A former Enron finance executive has been sentenced to three years and 10 months in prison for his role in a bogus deal to boost earnings.
Dan Boyle was sentenced alongside former Merrill Lynch bankers Robert Furst and William Fuhs, who will both serve three years and one month.
Enron fraudulently recorded the 1999 contract as a $12m (£6m) profit.
The former energy giant went bankrupt in December 2001 with massive debts after mass frauds were discovered.
Under the fraudulent deal orchestrated by Mr Boyle, Enron sold Merill Lynch electricity-producing barges in Nigeria, before later buying them back at a pre-set price.
Enron recorded the deal as a $12m profit, but under accounting rules it was actually a loan.
“I am the only one responsible for my acts and omissions … I’m truly sorry,” said Mr Boyle in a statement.
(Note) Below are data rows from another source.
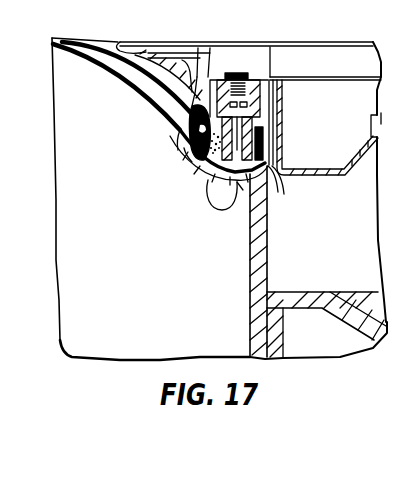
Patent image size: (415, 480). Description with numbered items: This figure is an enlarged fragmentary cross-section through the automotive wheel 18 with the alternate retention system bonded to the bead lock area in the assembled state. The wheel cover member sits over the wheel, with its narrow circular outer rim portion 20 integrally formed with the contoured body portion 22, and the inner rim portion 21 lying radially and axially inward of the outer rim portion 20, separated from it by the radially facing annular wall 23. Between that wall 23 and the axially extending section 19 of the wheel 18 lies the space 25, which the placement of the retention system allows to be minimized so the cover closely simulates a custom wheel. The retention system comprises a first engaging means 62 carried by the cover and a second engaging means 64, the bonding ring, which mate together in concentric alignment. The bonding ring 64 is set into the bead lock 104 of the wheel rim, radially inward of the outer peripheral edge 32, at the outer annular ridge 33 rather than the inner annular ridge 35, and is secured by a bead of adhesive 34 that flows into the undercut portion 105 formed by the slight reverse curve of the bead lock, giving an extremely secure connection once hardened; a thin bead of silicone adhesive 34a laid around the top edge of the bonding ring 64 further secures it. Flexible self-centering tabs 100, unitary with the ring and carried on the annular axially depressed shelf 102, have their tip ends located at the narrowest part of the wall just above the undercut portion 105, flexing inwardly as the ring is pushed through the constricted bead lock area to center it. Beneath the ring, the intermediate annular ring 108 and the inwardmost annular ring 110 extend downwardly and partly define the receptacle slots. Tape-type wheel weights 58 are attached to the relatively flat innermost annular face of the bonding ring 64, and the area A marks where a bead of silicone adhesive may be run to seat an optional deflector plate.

The wheel 18 is at (240, 334).
The axially extending section 19 is at (199, 57).
The outer rim portion 20 is at (152, 43).
The inner rim portion 21 is at (266, 78).
The contoured body portion 22 is at (382, 118).
The radially facing annular wall 23 is at (136, 90).
The space 25 is at (181, 57).
The outer peripheral edge 32 is at (112, 41).
The outer annular ridge 33 is at (162, 52).
The adhesive 34 is at (212, 178).
The thin bead of silicone adhesive 34a is at (209, 73).
The inner annular ridge 35 is at (230, 187).
The tape-type wheel weights 58 is at (283, 192).
The first engaging means 62 is at (270, 84).
The second engaging means 64 is at (283, 100).
The self-centering tabs 100 is at (165, 116).
The annular axially depressed shelf 102 is at (196, 160).
The bead lock 104 is at (178, 146).
The undercut portion 105 is at (183, 128).
The intermediate annular ring 108 is at (243, 190).
The inwardmost annular ring 110 is at (266, 129).
The area A is at (272, 290).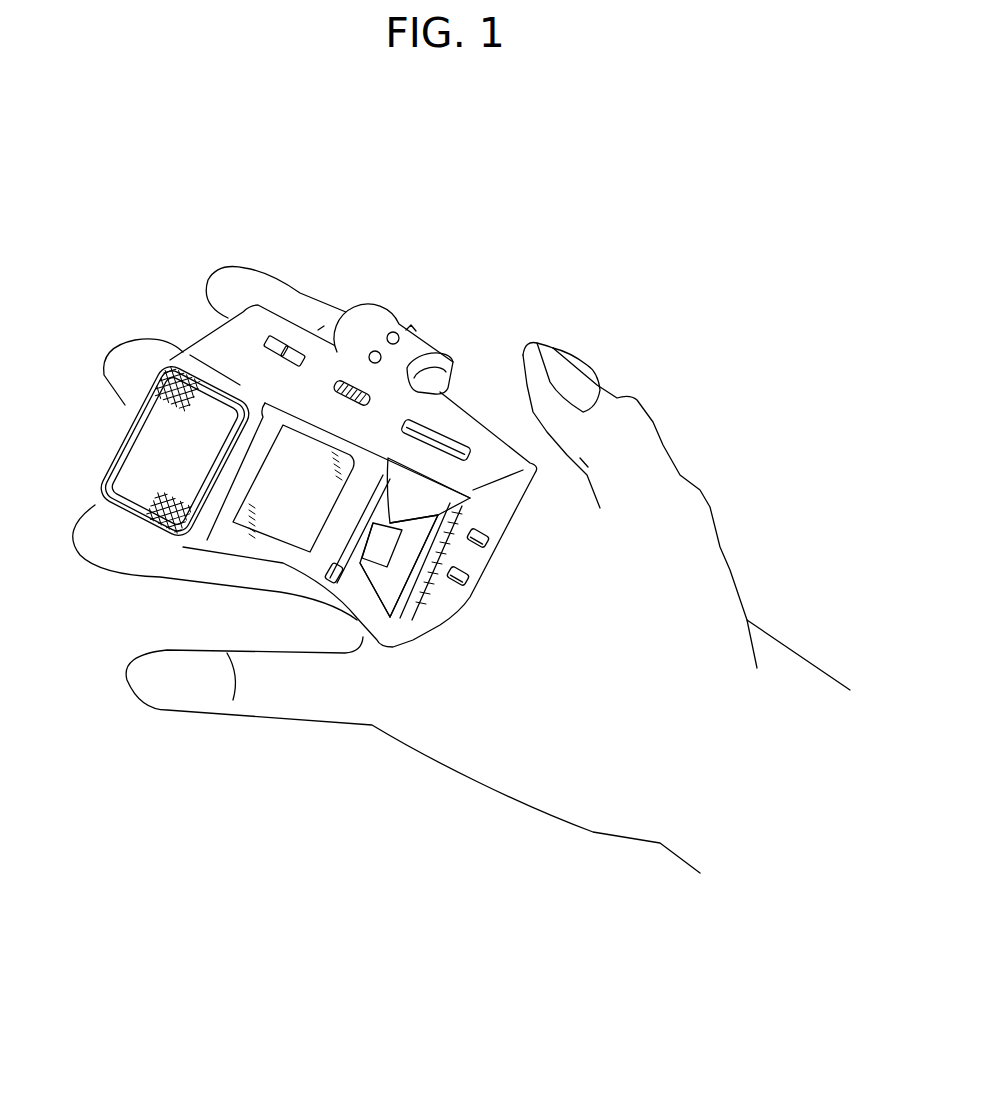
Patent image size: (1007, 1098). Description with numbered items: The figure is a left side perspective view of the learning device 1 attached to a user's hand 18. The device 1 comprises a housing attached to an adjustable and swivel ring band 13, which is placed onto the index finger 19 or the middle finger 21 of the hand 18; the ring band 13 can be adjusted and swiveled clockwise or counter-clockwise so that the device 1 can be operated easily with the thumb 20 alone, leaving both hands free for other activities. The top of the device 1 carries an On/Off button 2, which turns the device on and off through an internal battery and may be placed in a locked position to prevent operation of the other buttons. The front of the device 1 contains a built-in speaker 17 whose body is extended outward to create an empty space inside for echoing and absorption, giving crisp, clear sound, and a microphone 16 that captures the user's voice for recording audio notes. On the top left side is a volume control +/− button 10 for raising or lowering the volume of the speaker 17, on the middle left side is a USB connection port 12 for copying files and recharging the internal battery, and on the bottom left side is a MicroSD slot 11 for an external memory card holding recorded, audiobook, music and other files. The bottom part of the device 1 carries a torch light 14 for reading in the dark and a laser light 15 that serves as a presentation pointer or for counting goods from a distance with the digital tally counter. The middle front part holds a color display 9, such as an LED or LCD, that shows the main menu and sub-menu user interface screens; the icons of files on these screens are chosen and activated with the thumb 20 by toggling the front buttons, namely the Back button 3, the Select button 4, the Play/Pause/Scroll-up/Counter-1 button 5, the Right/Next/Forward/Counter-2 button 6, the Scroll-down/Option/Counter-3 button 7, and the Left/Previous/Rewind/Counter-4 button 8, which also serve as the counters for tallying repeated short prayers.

A number of former Enron employees are being tried in the US courts.
The company’s former chief financial officer Andrew Fastow, seen as the architect behind the mass of fraudulent deals, last year struck a plea bargain with prosecutors that is expected to see him eventually serve a 10-year prison sentence.
Mr Fastow is also expected to testify against former Enron chairman Ken Lay and chief executive Jeffrey Skilling when their trail begins early next year.